Add up your expenses: Even if you didn’t make much money, there’s a good chance that you had some business-related expenses. This could be internet bills, electronic devices, or mileage. Make sure you have your expenses gathered and ready when you go to fill out your forms.

1099s and other forms: You’re also going to want to have any formal paperwork, such as a 1099 from a client, ready to hand when you start the tax process.

Personal info: You also will want to have all of your personal information handy. This includes everything from your name, date of birth, and Social Security number to health insurance information, property tax payments, charitable donations, and any other tax-related info.

While you can always fetch items and information as you go, preparing as much as you can beforehand is always a good idea. It speeds up the process and can make the entire activity less overwhelming.

Prep for the Upcoming Year

Once you’re done with your taxes, it’s tempting to set it all aside and focus on something else. However, this is a great time to make tweaks and changes to your ongoing freelancing systems to make next year’s taxes that much easier. A few of the ways that you can do this include:

Creating spreadsheets or using an app to track your income and expenses throughout the year.

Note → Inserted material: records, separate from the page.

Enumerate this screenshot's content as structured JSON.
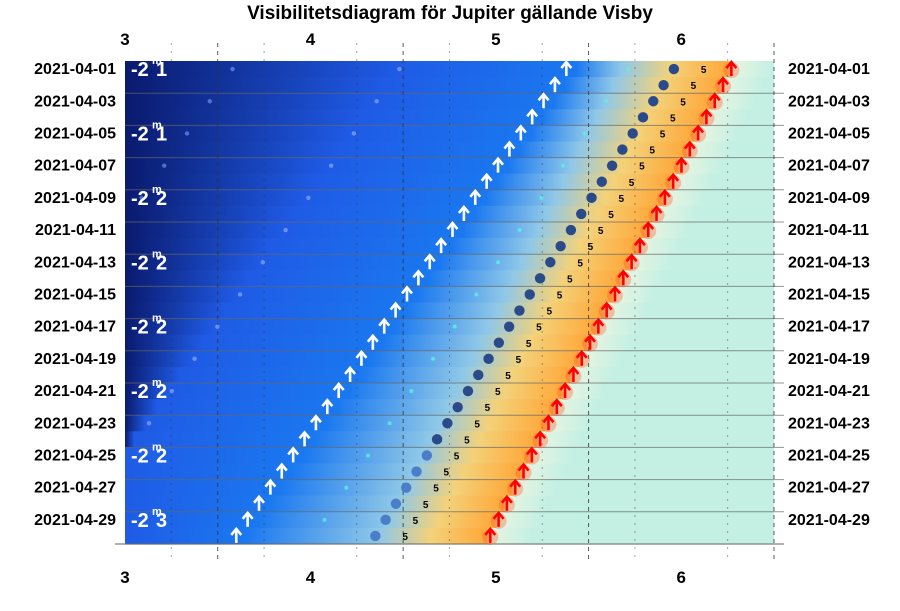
{
  "chart_data": {
    "type": "visibility-diagram",
    "title": "Visibilitetsdiagram för Jupiter gällande Visby",
    "x_ticks": [
      "3",
      "4",
      "5",
      "6"
    ],
    "xlim": [
      3,
      6.5
    ],
    "dates": [
      "2021-04-01",
      "2021-04-03",
      "2021-04-05",
      "2021-04-07",
      "2021-04-09",
      "2021-04-11",
      "2021-04-13",
      "2021-04-15",
      "2021-04-17",
      "2021-04-19",
      "2021-04-21",
      "2021-04-23",
      "2021-04-25",
      "2021-04-27",
      "2021-04-29"
    ],
    "day_range": [
      1,
      30
    ],
    "magnitude_labels": [
      {
        "day": 1,
        "text": "-2.1"
      },
      {
        "day": 5,
        "text": "-2.1"
      },
      {
        "day": 9,
        "text": "-2.2"
      },
      {
        "day": 13,
        "text": "-2.2"
      },
      {
        "day": 17,
        "text": "-2.2"
      },
      {
        "day": 21,
        "text": "-2.2"
      },
      {
        "day": 25,
        "text": "-2.2"
      },
      {
        "day": 29,
        "text": "-2.3"
      }
    ],
    "jupiter_rise_hour": {
      "start": 5.38,
      "end": 3.6
    },
    "sunrise_hour": {
      "start": 6.27,
      "end": 4.97
    },
    "jupiter_position_hour": {
      "start": 5.96,
      "end": 4.35
    },
    "altitude_label": "5",
    "colors": {
      "deep_night": "#0a1a6e",
      "night": "#1f5be6",
      "twilight": "#8fc8e8",
      "dawn": "#f3d27a",
      "sunrise_glow": "#ffa83a",
      "day": "#c4f0e4",
      "rise_arrow": "#ffffff",
      "sun_arrow": "#ff0000",
      "planet": "#2a4a8a"
    }
  }
}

Proactively paying your quarterly taxes to both the state and IRS.

Setting up an LLC or S-corp to protect yourself — as a freelancer, you’re considered a sole trader.

Finding an accountant that you can trust to help you with any tax questions throughout the year.

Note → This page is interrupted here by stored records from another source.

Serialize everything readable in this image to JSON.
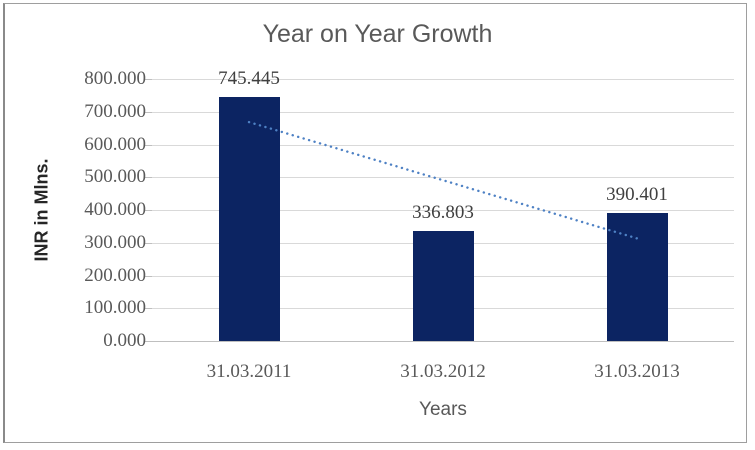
{
  "chart_data": {
    "type": "bar",
    "title": "Year on Year Growth",
    "xlabel": "Years",
    "ylabel": "INR in Mlns.",
    "categories": [
      "31.03.2011",
      "31.03.2012",
      "31.03.2013"
    ],
    "values": [
      745.445,
      336.803,
      390.401
    ],
    "value_labels": [
      "745.445",
      "336.803",
      "390.401"
    ],
    "ylim": [
      0,
      800
    ],
    "y_tick_step": 100,
    "y_tick_labels": [
      "800.000",
      "700.000",
      "600.000",
      "500.000",
      "400.000",
      "300.000",
      "200.000",
      "100.000",
      "0.000"
    ],
    "grid": true,
    "legend": "none",
    "bar_color": "#0c2462",
    "trendline": {
      "type": "linear",
      "style": "dotted",
      "color": "#4e81c4",
      "endpoint_values": [
        668.405,
        313.361
      ]
    }
  }
}
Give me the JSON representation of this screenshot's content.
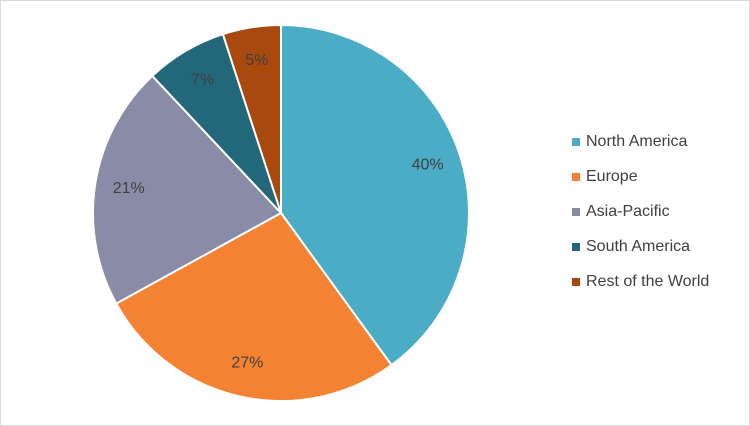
{
  "chart_data": {
    "type": "pie",
    "categories": [
      "North America",
      "Europe",
      "Asia-Pacific",
      "South America",
      "Rest of the World"
    ],
    "values": [
      40,
      27,
      21,
      7,
      5
    ],
    "value_labels": [
      "40%",
      "27%",
      "21%",
      "7%",
      "5%"
    ],
    "colors": [
      "#4bacc6",
      "#f38233",
      "#8a8ba6",
      "#23687a",
      "#a84a0e"
    ],
    "legend": "right"
  }
}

By prepping now, you can save yourself many a headache in the weeks and months leading up to next April 15th.

Prepping Taxes After a Crazy Year

As long as there’s still the classic tax reform shuffle going on, it’s going to be challenging to do your taxes. This is especially true if you’re a freelancer that has gone through the chaotic year 2020. From pandemics and quarantines to stimulus checks and unemployment payments, there are a million things to take into consideration as you go to file your taxes.

If at all possible, consider enlisting professional help when you go to do so. Hire an accountant to do your taxes. Use a software program to help you along. If there was ever a year to get a leg up with your taxes, this is it.

Even if you can’t afford help, though, you’re still okay. Just take that deep breath before you start, gather everything you can beforehand, and do your homework as you go along. If you take things one step at a time, you’ll be able to pull your taxes together without too much effort, and before long you’ll be able to get back to focusing on the year ahead.